The SimpliciT1 Study: A Randomized, Double-Blind, Placebo-Controlled Phase 1b/2 Adaptive Study of TTP399, a Hepatoselective Glucokinase Activator, for Adjunctive Treatment of Type 1 Diabetes

Abstract

Objective: Despite advances in exogenous insulin therapy, many patients with type 1 diabetes do not achieve acceptable glycemic control and remain at risk for ketosis and insulin-induced hypoglycemia. We conducted a randomized controlled trial to determine whether TTP399, a novel hepatoselective glucokinase activator, improved glycemic control in people with type 1 diabetes without increasing hypoglycemia or ketosis.

Research design and methods: SimpliciT1 was a phase 1b/2 adaptive study. Phase 2 activities were conducted in two parts. Part 1 randomly assigned 20 participants using continuous glucose monitors and continuous subcutaneous insulin infusion (CSII). Part 2 randomly assigned 85 participants receiving multiple daily injections of insulin or CSII. In both parts 1 and 2, participants were randomly assigned to 800 mg TTP399 or matched placebo (fully blinded) and treated for 12 weeks. The primary end point was change in HbA_1c from baseline to week 12.

Results: The difference in change in HbA_1c from baseline to week 12 between TTP399 and placebo was -0.7% (95% CI -1.3, -0.07) in part 1 and -0.21% (95% CI -0.39, -0.04) in part 2. Despite a greater decrease in HbA_1c with TTP399, the frequency of severe or symptomatic hypoglycemia decreased by 40% relative to placebo in part 2. In both parts 1 and 2, plasma β-hydroxybutyrate and urinary ketones were lower during treatment with TTP399 than placebo.

Conclusions: TTP399 lowers HbA_1c and reduces hypoglycemia without increasing the risk of ketosis and should be further evaluated as an adjunctive therapy for the treatment of type 1 diabetes.
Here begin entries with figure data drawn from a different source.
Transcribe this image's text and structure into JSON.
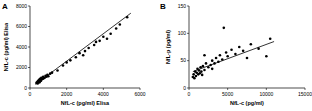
{
  "chart_data": [
    {
      "type": "scatter",
      "title": "A",
      "x_label": "NfL-c (pg/ml) Elisa",
      "y_label": "NfL-c (pg/ml) Elisa",
      "xlim": [
        0,
        6000
      ],
      "ylim": [
        0,
        8000
      ],
      "xticks": [
        0,
        2000,
        4000,
        6000
      ],
      "yticks": [
        0,
        2000,
        4000,
        6000,
        8000
      ],
      "series": [
        {
          "type": "scatter",
          "color": "#000000",
          "marker": "circle",
          "x": [
            350,
            400,
            420,
            450,
            480,
            500,
            520,
            550,
            580,
            600,
            620,
            650,
            700,
            720,
            750,
            800,
            850,
            900,
            950,
            1000,
            1100,
            1200,
            1500,
            1800,
            2000,
            2200,
            2500,
            2700,
            3000,
            3200,
            3500,
            3800,
            4000,
            4200,
            4400,
            4700,
            4900,
            5300,
            3600,
            2900
          ],
          "values": [
            500,
            600,
            450,
            700,
            650,
            800,
            550,
            900,
            750,
            700,
            1000,
            850,
            900,
            1100,
            950,
            1000,
            1200,
            1100,
            1300,
            1150,
            1400,
            1500,
            1700,
            2200,
            2500,
            2700,
            3000,
            3400,
            3600,
            3900,
            4200,
            4600,
            5000,
            4800,
            5300,
            5800,
            6200,
            6900,
            4500,
            3200
          ]
        },
        {
          "type": "line",
          "color": "#000000",
          "line_style": "solid",
          "x": [
            300,
            5500
          ],
          "values": [
            350,
            7300
          ]
        }
      ]
    },
    {
      "type": "scatter",
      "title": "B",
      "x_label": "NfL-c (pg/ml)",
      "y_label": "NfL-p (pg/ml)",
      "xlim": [
        0,
        15000
      ],
      "ylim": [
        0,
        150
      ],
      "xticks": [
        0,
        5000,
        10000,
        15000
      ],
      "yticks": [
        0,
        50,
        100,
        150
      ],
      "series": [
        {
          "type": "scatter",
          "color": "#000000",
          "marker": "circle",
          "x": [
            500,
            600,
            700,
            800,
            900,
            1000,
            1100,
            1200,
            1300,
            1400,
            1500,
            1600,
            1700,
            1800,
            2000,
            2200,
            2500,
            2800,
            3000,
            3300,
            3500,
            3800,
            4000,
            4300,
            4500,
            4800,
            5000,
            5500,
            6000,
            6500,
            7000,
            7500,
            8000,
            9000,
            10000,
            10500,
            3000,
            2000
          ],
          "values": [
            20,
            25,
            18,
            30,
            22,
            28,
            35,
            25,
            32,
            27,
            38,
            30,
            24,
            40,
            33,
            45,
            38,
            42,
            50,
            45,
            55,
            48,
            60,
            52,
            110,
            65,
            58,
            70,
            62,
            75,
            68,
            55,
            80,
            72,
            58,
            90,
            35,
            60
          ]
        },
        {
          "type": "line",
          "color": "#000000",
          "line_style": "solid",
          "x": [
            500,
            11000
          ],
          "values": [
            30,
            85
          ]
        }
      ]
    }
  ]
}
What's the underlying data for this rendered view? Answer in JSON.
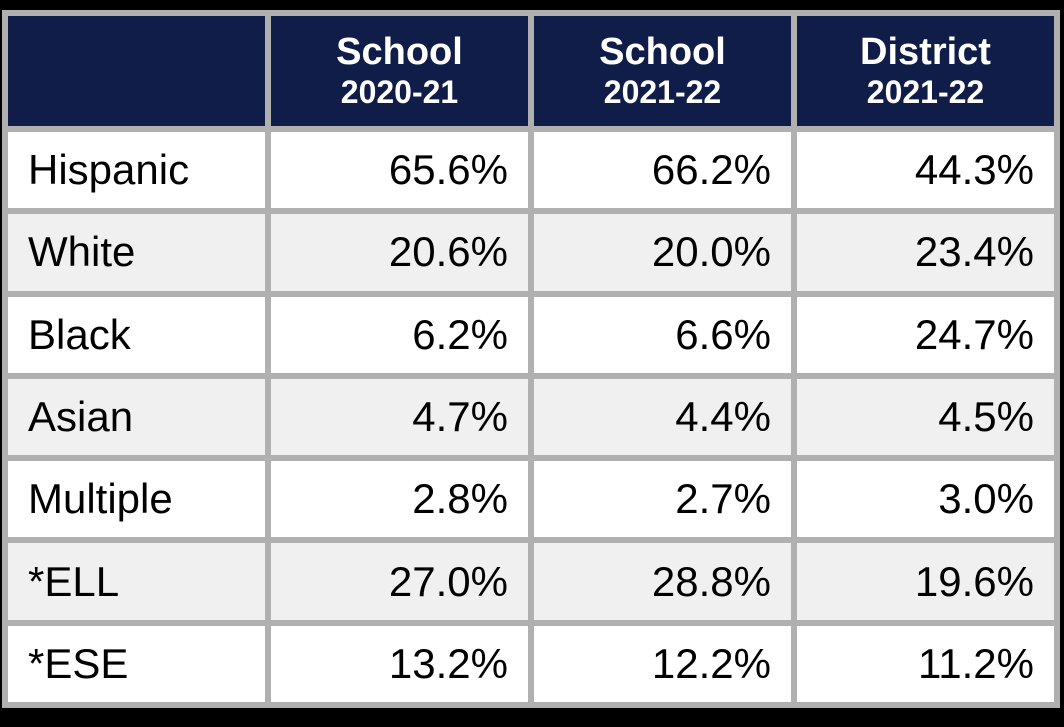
{
  "table": {
    "columns": [
      {
        "title": "",
        "subtitle": ""
      },
      {
        "title": "School",
        "subtitle": "2020-21"
      },
      {
        "title": "School",
        "subtitle": "2021-22"
      },
      {
        "title": "District",
        "subtitle": "2021-22"
      }
    ],
    "rows": [
      {
        "label": "Hispanic",
        "values": [
          "65.6%",
          "66.2%",
          "44.3%"
        ]
      },
      {
        "label": "White",
        "values": [
          "20.6%",
          "20.0%",
          "23.4%"
        ]
      },
      {
        "label": "Black",
        "values": [
          "6.2%",
          "6.6%",
          "24.7%"
        ]
      },
      {
        "label": "Asian",
        "values": [
          "4.7%",
          "4.4%",
          "4.5%"
        ]
      },
      {
        "label": "Multiple",
        "values": [
          "2.8%",
          "2.7%",
          "3.0%"
        ]
      },
      {
        "label": "*ELL",
        "values": [
          "27.0%",
          "28.8%",
          "19.6%"
        ]
      },
      {
        "label": "*ESE",
        "values": [
          "13.2%",
          "12.2%",
          "11.2%"
        ]
      }
    ]
  },
  "colors": {
    "header_bg": "#101d48",
    "header_text": "#ffffff",
    "grid": "#b0b0b0",
    "row_bg": "#ffffff",
    "row_alt_bg": "#f0f0f0",
    "body_text": "#000000",
    "frame": "#000000"
  },
  "chart_data": {
    "type": "table",
    "categories": [
      "Hispanic",
      "White",
      "Black",
      "Asian",
      "Multiple",
      "*ELL",
      "*ESE"
    ],
    "series": [
      {
        "name": "School 2020-21",
        "values": [
          65.6,
          20.6,
          6.2,
          4.7,
          2.8,
          27.0,
          13.2
        ]
      },
      {
        "name": "School 2021-22",
        "values": [
          66.2,
          20.0,
          6.6,
          4.4,
          2.7,
          28.8,
          12.2
        ]
      },
      {
        "name": "District 2021-22",
        "values": [
          44.3,
          23.4,
          24.7,
          4.5,
          3.0,
          19.6,
          11.2
        ]
      }
    ],
    "unit": "%",
    "layout_hints": {
      "header_style": "navy background, white bold two-line headers",
      "row_striping": "alternating white and light gray",
      "value_alignment": "right",
      "label_alignment": "left"
    }
  }
}
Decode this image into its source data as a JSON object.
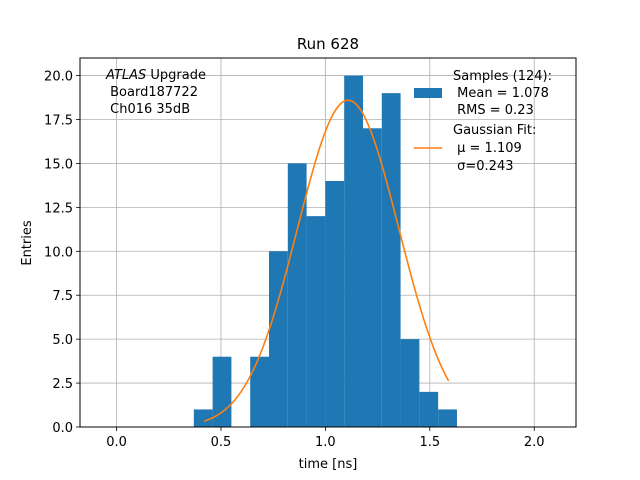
{
  "chart_data": {
    "type": "bar",
    "title": "Run 628",
    "xlabel": "time [ns]",
    "ylabel": "Entries",
    "xlim": [
      -0.175,
      2.2
    ],
    "ylim": [
      0,
      21
    ],
    "grid": true,
    "x_ticks": [
      "0.0",
      "0.5",
      "1.0",
      "1.5",
      "2.0"
    ],
    "x_tick_values": [
      0.0,
      0.5,
      1.0,
      1.5,
      2.0
    ],
    "y_ticks": [
      "0.0",
      "2.5",
      "5.0",
      "7.5",
      "10.0",
      "12.5",
      "15.0",
      "17.5",
      "20.0"
    ],
    "y_tick_values": [
      0,
      2.5,
      5,
      7.5,
      10,
      12.5,
      15,
      17.5,
      20
    ],
    "histogram": {
      "bin_width": 0.09,
      "color": "#1f77b4",
      "bins": [
        {
          "x0": 0.37,
          "count": 1
        },
        {
          "x0": 0.46,
          "count": 4
        },
        {
          "x0": 0.55,
          "count": 0
        },
        {
          "x0": 0.64,
          "count": 4
        },
        {
          "x0": 0.73,
          "count": 10
        },
        {
          "x0": 0.82,
          "count": 15
        },
        {
          "x0": 0.91,
          "count": 12
        },
        {
          "x0": 1.0,
          "count": 14
        },
        {
          "x0": 1.09,
          "count": 20
        },
        {
          "x0": 1.18,
          "count": 17
        },
        {
          "x0": 1.27,
          "count": 19
        },
        {
          "x0": 1.36,
          "count": 5
        },
        {
          "x0": 1.45,
          "count": 2
        },
        {
          "x0": 1.54,
          "count": 1
        }
      ]
    },
    "fit": {
      "mu": 1.109,
      "sigma": 0.243,
      "amplitude": 18.6,
      "x_range": [
        0.42,
        1.59
      ],
      "color": "#ff7f0e"
    },
    "annotation_lines": [
      {
        "italic": "ATLAS",
        "rest": " Upgrade"
      },
      {
        "italic": "",
        "rest": " Board187722"
      },
      {
        "italic": "",
        "rest": " Ch016 35dB"
      }
    ],
    "legend": {
      "placement": "top-right",
      "samples_lines": [
        "Samples (124):",
        " Mean = 1.078",
        " RMS = 0.23"
      ],
      "fit_lines": [
        "Gaussian Fit:",
        " μ = 1.109",
        " σ=0.243"
      ]
    }
  }
}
Trial registration: ClinicalTrials.gov NCT03335371.

Figure 1

The effect of TTP399 on HbA_1c, insulin dosing, and safety in parts 1 and 2 of the SimpliciT1 study. A and B: Mean change in HbA_1c from baseline to week 12 in parts 1 (A) and 2 (B). C: Percentages of responders in parts 1 and 2 are shown. Part 1 data were analyzed by the responder criteria outlined in the statistical analysis plan from parts 1 and 2. D: Change in HbA_1c is plotted against change in total insulin. The positive correlation between reduction in HbA_1c and reduction in total insulin was significant (P = 0.008). Data analyzed comprise the full analysis set. E: Cumulative number of episodes of severe or symptomatic hypoglycemia in part 2. Post hoc analysis demonstrated nominal P < 0.05. F: Cumulative incidence of β-hydroxybutyrate >0.4 mmol/L. Data in F represent the pooled cohort from parts 1 and 2 of the study. BOHB, β-hydroxybutyrate.